Active ETFs Push Industry Fees Higher
Morningstar research shows that a proliferation of popular ETFs has lifted average expense ratios.
The growth of more expensive active ETFs is lifting average expense ratios, a Morningstar report shows.
The average asset-weighted fee across all mutual funds and ETFs fell 3.4% last year to 36 basis points, which compares to a 7.8% decline in 2022, according to the research group's 2023 U.S. Fund Fee Study.
“Fund fees are still declining, but at a slower rate,” said Zach Evans, manager research analyst at Morningstar and lead author of the 2023 U.S. Fund Fee Study.
ETFs have exerted fee pressure on asset managers for the past two decades with the asset-weighted average expense ratio falling by more than half to 87 basis points in 2004. Now, the trend has tapered as issuers introduce more innovative active and alternative strategy ETFs charging higher fees.
On an equal-weighted basis, which nullifies the effect of where most of the money is invested, the average fund expense ratio ticked up last year to 95 from 94 basis points.
Low-cost still rules across the asset management industry and fund managers understand this reality. But as Evans explained, gaining assets in the modern ETF space requires the kind of innovation that rarely comes cheap.
“The cheapest indexed spaces already are bargain basement and upstart providers can’t compete with that,” he said. “For smaller and even some larger providers that want new assets, they have to offer something different, and the cost might be higher before they get to economies of scale.”
According to the report, the lowest-cost 20% of passive funds gathered 90% of all inflows over the past two years.
The cheapest of the cheapest funds was the biggest winner last year as $428 billion flowed into the lowest-cost 10% of funds, while the next-cheapest decile totaled $25 billion worth of outflows.
ARKB's 4 Fee Updates
Perhaps the best example of how issuers focus on fees is the string of four expense ratio updates filed for the $2.4 billion Ark 21Shares Bitcoin ETF (ARKB), which originally filed in May 2023 for an expense ratio of 95 basis points.

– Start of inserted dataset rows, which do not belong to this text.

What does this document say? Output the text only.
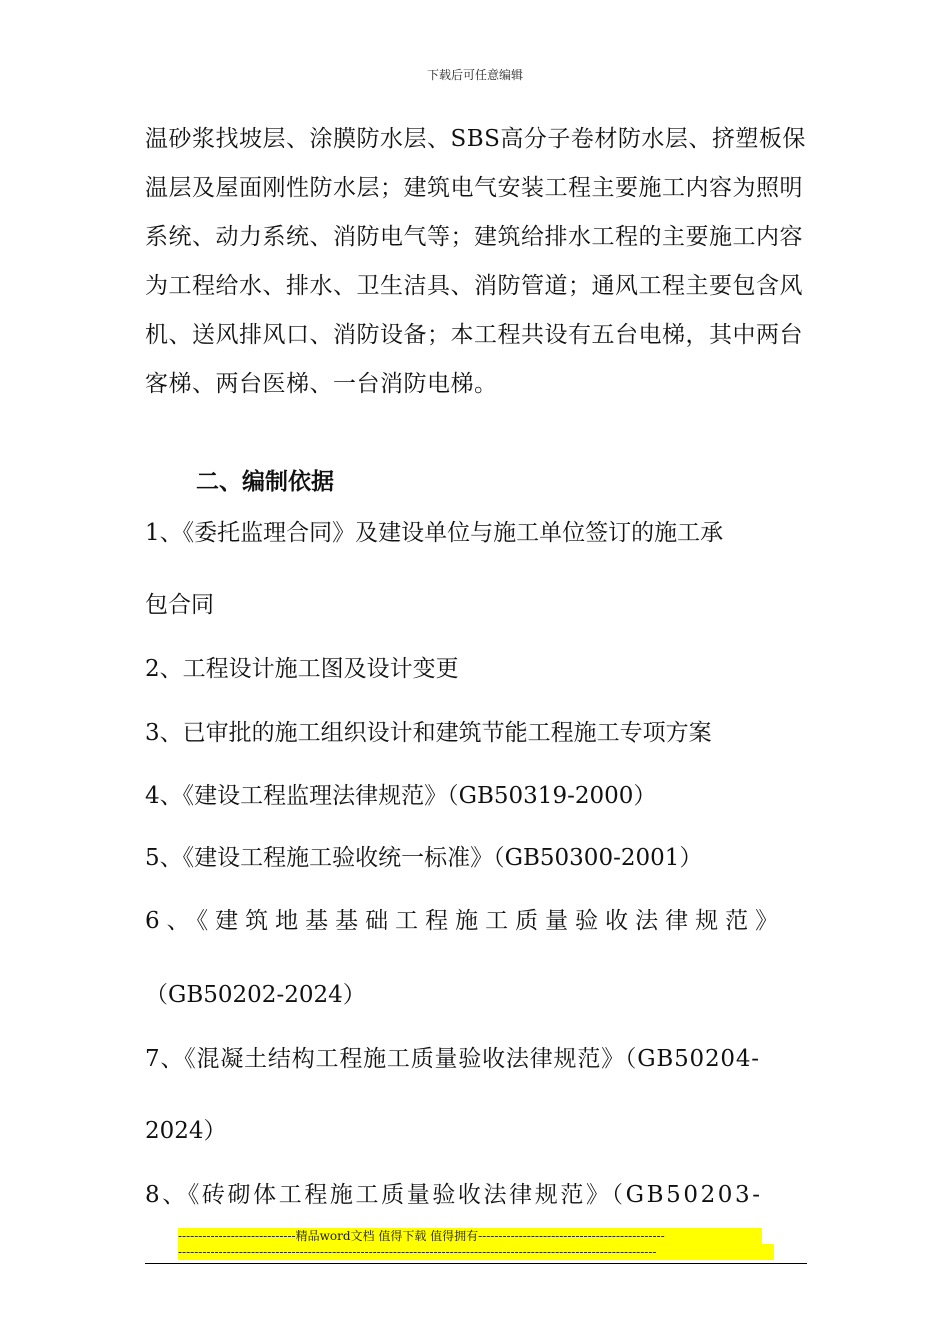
下载后可任意编辑
温砂浆找坡层、涂膜防水层、SBS高分子卷材防水层、挤塑板保温层及屋面刚性防水层；建筑电气安装工程主要施工内容为照明系统、动力系统、消防电气等；建筑给排水工程的主要施工内容为工程给水、排水、卫生洁具、消防管道；通风工程主要包含风机、送风排风口、消防设备；本工程共设有五台电梯，其中两台客梯、两台医梯、一台消防电梯。
二、编制依据
1、《委托监理合同》及建设单位与施工单位签订的施工承
包合同
2、工程设计施工图及设计变更
3、已审批的施工组织设计和建筑节能工程施工专项方案
4、《建设工程监理法律规范》（GB50319-2000）
5、《建设工程施工验收统一标准》（GB50300-2001）
6、《建筑地基基础工程施工质量验收法律规范》
（GB50202-2024）
7、《混凝土结构工程施工质量验收法律规范》（GB50204-
2024）
8、《砖砌体工程施工质量验收法律规范》（GB50203-
-----------------------------精品word文档 值得下载 值得拥有----------------------------------------------
----------------------------------------------------------------------------------------------------------------------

In October, the issuers updated the filing to set the fee at 70 basis points, but a month later, raised the fee to 80 basis points.
On Jan. 8, 21Shares and Ark Invest updated the filing again, cutting the fee to 25 basis points. Two days later, the same day the SEC approved ARKB along with nine other spot bitcoin ETFs, the issuers waived the fee for the first six months or until the asset reached $1 billion, after which the expense ratio would be 21 basis points.
“Spot bitcoin in an ETF was pretty much a commodity, and they were adjusting because they were watching their competitors,” Evans said.